Футболист принял мяч, развернул­ся и ударил по воротам. Что здесь важно, а что нет? Где тут «сигнал», передаваемый зрителю, и где «шум», который следует устранить? Разу­меется, все дело в задаче, которую ставит перед собой отправитель — монтажер кинокартины или брига­да операторов и режиссеров телеви­дения. Допустим, речь идет о сегод­няшнем матче, интересующем бо­лельщика именно как «протокол»,— тогда важно все, что имело отноше­ние к его результату. Если момент был результативным, мы увидим тот же кадр еще раз, в программе «Время», когда спортивный коммен­татор вкратце, в двух словах, назо­вет счет и покажет голевые момен­ты. Если же футболист не угодил по мячу или ударил мимо ворот, тог­да — с точки зрения исхода встре­чи, ее счета — это «белый шум», без всякого сигнала.

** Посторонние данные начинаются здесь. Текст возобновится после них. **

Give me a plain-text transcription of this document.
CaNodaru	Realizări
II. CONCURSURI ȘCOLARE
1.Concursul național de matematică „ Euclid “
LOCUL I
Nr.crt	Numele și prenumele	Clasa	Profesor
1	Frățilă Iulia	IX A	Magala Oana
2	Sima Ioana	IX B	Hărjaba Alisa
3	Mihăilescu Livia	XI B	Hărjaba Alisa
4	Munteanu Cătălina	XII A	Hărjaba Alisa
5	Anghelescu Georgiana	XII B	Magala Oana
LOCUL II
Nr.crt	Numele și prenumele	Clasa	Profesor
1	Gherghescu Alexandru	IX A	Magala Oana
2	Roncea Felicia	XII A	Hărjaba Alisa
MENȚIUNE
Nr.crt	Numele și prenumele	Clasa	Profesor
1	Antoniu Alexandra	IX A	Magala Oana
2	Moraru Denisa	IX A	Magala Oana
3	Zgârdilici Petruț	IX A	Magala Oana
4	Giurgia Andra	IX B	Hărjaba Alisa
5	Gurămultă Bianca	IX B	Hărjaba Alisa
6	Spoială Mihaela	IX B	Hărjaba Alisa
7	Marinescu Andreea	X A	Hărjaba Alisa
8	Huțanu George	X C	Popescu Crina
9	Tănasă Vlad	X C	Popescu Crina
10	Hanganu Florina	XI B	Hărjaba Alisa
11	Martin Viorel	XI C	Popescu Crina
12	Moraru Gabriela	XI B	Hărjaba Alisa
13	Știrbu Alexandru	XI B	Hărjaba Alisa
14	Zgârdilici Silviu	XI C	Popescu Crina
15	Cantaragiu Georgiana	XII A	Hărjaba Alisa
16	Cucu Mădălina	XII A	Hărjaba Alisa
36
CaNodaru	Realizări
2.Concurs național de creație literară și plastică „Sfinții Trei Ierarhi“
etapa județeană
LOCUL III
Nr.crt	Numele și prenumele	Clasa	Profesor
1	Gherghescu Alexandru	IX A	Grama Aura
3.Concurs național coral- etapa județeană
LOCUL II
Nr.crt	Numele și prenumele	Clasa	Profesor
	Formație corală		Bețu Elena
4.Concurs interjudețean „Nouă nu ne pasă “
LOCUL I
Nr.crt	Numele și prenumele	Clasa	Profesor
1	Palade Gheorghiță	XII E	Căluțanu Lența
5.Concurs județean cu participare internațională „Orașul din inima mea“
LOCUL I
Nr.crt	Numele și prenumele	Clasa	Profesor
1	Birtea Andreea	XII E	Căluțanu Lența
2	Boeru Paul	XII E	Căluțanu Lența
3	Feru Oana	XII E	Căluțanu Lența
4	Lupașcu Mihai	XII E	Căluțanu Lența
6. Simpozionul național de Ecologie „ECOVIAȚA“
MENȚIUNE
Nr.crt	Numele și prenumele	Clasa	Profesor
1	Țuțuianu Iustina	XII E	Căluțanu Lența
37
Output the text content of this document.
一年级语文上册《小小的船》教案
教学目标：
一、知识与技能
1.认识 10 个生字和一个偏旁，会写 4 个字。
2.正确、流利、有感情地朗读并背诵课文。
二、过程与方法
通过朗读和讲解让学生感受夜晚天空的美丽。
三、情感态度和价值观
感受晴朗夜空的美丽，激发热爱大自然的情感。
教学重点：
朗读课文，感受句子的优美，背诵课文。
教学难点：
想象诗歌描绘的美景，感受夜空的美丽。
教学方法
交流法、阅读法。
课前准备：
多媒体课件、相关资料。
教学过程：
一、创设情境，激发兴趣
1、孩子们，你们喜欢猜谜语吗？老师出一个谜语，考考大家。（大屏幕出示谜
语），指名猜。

Но вот создатели картины «Фут­бол без мяча» решительно отвлек­лись от игровых фабул, раздокументализировали встречи, вовсе не ин­тересуясь, кто с кем играет и какое кем будет занято место в результате выигрыша или проигрыша. Они во­обще не упоминают о счете. В их изображении спортивная игра ока­зывается работой, суровой, трудной, требующей отдачи всех человече­ских сил. Меняются команды и цве­та футболок, меняются стадионы и

характер освещения, меняется погода — вот солнце, вот дождь, вот снег и грязь. Неважно когда, не­важно с кем. Важны элементы зре­лища. Вот так бьют угловые. Вот так сокрушаются после промаха. Так радуются успеху. И еще, и еще, и еще раз. Так, в сердцах, набрасыва­ются друг на друга растерянные, обескураженные игроки проигры­вающей команды. Так огрызаются на судью. И опять. И опять. Так ухо­дят со стадиона в состоянии смер­тельной усталости... В этом контек­сте, в логике этой композиции, про­мах оказывается кадром необыкно­венной силы. В нем сам собой бро­сается в глаза искомый «сигнал» — цена успеха, жестокость игры, ес­ли такое усилие, почти на грани воз­можностей, оказалось на этот раз пустым, не принесшим результата. Вот как — и только так — обсто­ят дела с «дурной идентичностью». Кадр «просто» улицы плох не пото­му, что «снят без настроения», без загадочного довеска «художествен­ности». Можно очень «художествен­но» (то есть необыкновенно краси­во и неожиданно своеобразно) снять кадр той же улицы, и он тоже бу­дет плох, если не отдаст предпочте­ния ни одному из сигналов, в нем содержащихся. И напротив, «протокольный», самый «натурали­стический» кадр «просто» улицы, «без настроения», вполне в состоя­нии приобрести определенность, чуть только мы включим его в соответст­вующую монтажную фразу. Иначе говоря: сделаем фазой развертываю­щегося сообщения. Подскажем логи­кой контекста, на что надо здесь об­ращать внимание, а что необходимо решительно отбросить как «шум». В одном контексте этот кадр прозву­чит как «Даль» или как «современ­ный город», в другом — как «ве-чер», в третьем — как «красота бу­лыжной мостовой», или «автомоби­ли довоенной поры». В научно-по­пулярном ролике или в сатириче­ском выпуске типа «Фитиля» все эти сигналы окажутся околичностями, «шумом», а зрителю придется выни­мать из того же кадра, скажем, «не­уклюжесть однообразных построек» или «белье, обезобразившее балко­ны, потому что в квартале отсутству­ет прачечная».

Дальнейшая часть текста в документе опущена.